Takeover offer for Leweko seen not fair but reasonable


On June 28, Rengit Capital acquired a 50.47% stake in Leweko(pic), triggering an unconditional mandatory take-over offer for the remaining stake.

PETALING JAYA: Rengit Capital Sdn Bhd’s takeover offer for Leweko Resources Bhd at 18 sen a share is not fair, but reasonable, says independent adviser UOB Kay Hian Securities (M) Sdn Bhd (UOBKH).

In its independent advice to minority shareholders of Leweko, which is involved in property developing and precast concrete, UOBKH recommended that the minority shareholders accept the takeover offer.

On June 28, Rengit Capital acquired a 50.47% stake in Leweko, triggering an unconditional mandatory take-over offer for the remaining stake.

It also acquired 93.58% of the warrants.mIt then made a cash offer of 18 sen per share and one sen per warrant.
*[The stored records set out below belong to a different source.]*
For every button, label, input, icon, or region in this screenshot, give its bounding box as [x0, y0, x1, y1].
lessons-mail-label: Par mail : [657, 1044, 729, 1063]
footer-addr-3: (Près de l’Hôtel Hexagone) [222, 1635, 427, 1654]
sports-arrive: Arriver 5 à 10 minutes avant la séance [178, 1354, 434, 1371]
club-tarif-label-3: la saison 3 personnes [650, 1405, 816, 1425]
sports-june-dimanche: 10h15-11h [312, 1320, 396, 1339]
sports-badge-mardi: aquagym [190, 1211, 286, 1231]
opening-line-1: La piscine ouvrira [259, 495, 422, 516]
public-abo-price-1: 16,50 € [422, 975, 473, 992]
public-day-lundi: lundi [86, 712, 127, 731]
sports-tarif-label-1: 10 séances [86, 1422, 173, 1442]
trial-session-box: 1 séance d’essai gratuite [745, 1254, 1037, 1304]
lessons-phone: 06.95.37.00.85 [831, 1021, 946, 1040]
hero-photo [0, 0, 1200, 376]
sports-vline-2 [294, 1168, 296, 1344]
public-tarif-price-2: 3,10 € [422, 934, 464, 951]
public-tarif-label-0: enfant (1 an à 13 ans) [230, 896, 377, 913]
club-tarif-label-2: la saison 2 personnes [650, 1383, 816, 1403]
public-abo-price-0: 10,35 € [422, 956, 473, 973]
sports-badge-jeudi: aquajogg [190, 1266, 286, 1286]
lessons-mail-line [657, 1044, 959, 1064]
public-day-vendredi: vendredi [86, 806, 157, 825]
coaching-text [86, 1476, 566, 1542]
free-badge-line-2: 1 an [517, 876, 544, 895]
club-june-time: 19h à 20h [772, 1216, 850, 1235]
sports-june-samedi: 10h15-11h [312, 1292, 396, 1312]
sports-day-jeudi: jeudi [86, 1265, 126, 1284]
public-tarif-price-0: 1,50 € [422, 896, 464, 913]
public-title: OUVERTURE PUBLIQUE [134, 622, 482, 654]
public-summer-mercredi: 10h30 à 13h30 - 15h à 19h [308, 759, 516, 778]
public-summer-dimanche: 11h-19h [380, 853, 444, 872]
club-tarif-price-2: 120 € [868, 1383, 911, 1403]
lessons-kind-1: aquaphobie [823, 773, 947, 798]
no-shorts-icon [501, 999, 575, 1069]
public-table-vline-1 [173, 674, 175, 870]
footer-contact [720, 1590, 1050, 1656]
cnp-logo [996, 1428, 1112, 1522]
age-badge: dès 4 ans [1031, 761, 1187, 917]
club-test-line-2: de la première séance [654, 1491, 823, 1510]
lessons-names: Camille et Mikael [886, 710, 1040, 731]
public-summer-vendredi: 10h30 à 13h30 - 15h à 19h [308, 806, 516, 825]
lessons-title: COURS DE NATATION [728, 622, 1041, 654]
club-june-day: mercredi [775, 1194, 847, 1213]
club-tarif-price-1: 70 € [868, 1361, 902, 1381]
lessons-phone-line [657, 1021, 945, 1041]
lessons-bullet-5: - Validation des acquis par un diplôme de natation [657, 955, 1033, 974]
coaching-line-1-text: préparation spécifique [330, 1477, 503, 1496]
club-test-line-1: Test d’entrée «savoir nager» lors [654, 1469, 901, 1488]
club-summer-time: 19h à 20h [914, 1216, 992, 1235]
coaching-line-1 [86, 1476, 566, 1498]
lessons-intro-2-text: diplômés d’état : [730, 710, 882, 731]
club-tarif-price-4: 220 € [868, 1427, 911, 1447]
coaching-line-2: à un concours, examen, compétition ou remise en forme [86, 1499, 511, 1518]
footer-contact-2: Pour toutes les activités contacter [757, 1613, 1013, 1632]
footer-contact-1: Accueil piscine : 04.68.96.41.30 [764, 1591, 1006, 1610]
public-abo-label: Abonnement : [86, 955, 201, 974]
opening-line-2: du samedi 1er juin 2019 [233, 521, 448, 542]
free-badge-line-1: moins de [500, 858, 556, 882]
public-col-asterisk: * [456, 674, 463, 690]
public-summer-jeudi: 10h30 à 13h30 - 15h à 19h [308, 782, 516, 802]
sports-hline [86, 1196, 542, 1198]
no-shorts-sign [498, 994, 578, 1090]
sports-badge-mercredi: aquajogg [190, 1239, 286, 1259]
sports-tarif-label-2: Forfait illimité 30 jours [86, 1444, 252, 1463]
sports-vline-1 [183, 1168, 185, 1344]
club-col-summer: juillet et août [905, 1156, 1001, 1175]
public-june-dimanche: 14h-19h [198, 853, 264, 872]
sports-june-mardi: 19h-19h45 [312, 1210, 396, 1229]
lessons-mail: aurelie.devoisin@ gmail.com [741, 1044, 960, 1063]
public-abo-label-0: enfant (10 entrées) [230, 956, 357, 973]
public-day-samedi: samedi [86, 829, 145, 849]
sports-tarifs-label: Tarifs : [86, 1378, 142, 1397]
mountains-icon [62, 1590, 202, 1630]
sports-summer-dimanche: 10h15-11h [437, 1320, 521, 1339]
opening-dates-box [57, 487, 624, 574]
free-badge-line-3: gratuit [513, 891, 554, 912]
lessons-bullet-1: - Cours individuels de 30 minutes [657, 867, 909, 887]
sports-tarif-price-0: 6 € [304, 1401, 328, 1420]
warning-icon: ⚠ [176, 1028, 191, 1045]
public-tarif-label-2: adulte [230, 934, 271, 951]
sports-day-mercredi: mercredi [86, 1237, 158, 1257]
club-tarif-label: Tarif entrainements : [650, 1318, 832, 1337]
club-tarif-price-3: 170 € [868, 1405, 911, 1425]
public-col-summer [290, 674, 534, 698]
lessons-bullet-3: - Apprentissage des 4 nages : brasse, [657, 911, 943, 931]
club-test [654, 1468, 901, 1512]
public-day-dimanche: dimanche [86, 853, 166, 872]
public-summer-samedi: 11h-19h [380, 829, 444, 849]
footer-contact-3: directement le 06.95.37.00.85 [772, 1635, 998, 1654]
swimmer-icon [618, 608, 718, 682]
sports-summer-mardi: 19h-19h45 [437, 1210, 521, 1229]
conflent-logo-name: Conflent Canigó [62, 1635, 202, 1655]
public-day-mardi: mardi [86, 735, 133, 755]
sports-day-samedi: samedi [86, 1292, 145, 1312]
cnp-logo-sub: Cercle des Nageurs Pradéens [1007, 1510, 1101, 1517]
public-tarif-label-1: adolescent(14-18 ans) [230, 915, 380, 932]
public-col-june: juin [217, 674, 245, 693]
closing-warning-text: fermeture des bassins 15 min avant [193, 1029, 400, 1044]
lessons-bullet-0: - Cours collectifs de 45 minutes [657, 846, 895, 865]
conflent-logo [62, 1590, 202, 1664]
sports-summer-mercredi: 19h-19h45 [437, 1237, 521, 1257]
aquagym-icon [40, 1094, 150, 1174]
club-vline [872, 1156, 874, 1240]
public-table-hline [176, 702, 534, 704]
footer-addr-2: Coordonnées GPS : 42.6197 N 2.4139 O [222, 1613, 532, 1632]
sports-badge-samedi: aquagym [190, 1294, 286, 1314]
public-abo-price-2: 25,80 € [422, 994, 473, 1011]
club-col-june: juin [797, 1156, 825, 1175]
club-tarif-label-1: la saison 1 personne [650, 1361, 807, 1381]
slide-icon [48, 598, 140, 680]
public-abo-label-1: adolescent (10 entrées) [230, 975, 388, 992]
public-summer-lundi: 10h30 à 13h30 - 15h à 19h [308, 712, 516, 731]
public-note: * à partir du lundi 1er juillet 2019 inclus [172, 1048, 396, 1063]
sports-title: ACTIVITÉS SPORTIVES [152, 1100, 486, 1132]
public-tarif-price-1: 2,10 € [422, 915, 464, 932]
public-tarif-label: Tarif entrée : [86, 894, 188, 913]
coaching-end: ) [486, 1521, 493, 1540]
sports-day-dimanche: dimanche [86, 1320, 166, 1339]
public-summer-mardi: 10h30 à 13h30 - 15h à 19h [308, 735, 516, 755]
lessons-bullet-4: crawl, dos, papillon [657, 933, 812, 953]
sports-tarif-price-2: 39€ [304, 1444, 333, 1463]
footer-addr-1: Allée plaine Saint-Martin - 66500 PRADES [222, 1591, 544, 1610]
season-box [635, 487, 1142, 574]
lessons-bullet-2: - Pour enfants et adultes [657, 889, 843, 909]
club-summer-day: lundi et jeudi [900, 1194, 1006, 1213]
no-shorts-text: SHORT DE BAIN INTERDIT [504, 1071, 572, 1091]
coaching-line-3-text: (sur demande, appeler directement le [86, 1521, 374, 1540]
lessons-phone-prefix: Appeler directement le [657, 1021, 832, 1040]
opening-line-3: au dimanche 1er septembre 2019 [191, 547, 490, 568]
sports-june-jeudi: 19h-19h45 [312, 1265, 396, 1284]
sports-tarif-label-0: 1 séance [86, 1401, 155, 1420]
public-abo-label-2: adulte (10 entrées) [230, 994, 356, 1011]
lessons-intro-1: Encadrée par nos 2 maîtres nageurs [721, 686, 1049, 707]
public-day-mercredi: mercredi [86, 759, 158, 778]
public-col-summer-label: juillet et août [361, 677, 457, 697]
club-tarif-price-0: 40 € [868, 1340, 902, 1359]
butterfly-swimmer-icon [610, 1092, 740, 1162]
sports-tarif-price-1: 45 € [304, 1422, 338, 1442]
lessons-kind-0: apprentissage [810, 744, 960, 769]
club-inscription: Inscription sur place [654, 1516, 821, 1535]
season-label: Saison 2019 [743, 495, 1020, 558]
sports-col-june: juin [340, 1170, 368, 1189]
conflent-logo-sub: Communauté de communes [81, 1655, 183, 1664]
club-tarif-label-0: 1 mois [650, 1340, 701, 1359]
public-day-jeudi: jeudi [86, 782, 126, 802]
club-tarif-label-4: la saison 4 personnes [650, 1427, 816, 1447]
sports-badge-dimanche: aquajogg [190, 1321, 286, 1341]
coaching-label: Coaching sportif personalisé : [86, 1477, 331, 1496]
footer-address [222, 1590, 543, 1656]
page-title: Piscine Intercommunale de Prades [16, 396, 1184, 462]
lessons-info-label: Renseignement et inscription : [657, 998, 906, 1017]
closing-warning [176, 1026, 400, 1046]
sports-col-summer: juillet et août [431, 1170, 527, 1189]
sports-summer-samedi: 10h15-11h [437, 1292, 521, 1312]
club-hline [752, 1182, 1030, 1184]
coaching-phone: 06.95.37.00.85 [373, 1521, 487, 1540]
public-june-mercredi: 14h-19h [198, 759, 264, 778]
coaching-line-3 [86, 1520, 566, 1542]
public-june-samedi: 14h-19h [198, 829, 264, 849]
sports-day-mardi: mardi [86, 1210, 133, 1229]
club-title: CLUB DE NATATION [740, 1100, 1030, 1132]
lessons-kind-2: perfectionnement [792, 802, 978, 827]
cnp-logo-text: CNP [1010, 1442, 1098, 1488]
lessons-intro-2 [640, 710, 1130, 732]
However, Rengit Capital intends to maintain the listing status of Leweko on the Main Market of Bursa Securities.

UOBKH said Leweko shares and warrants were relatively illiquid and the average monthly trading volume-to-free-float of the shares and warrants was just 0.94% and 2.50%, respectively.

“Holders may have limited opportunities or it may require a longer time for holders to dispose their offer securities in the open market after the closing date. “In the absence of a competing offer, the offer provides an opportunity to the holders to realise their investments in Leweko at the share and warrant offer prices."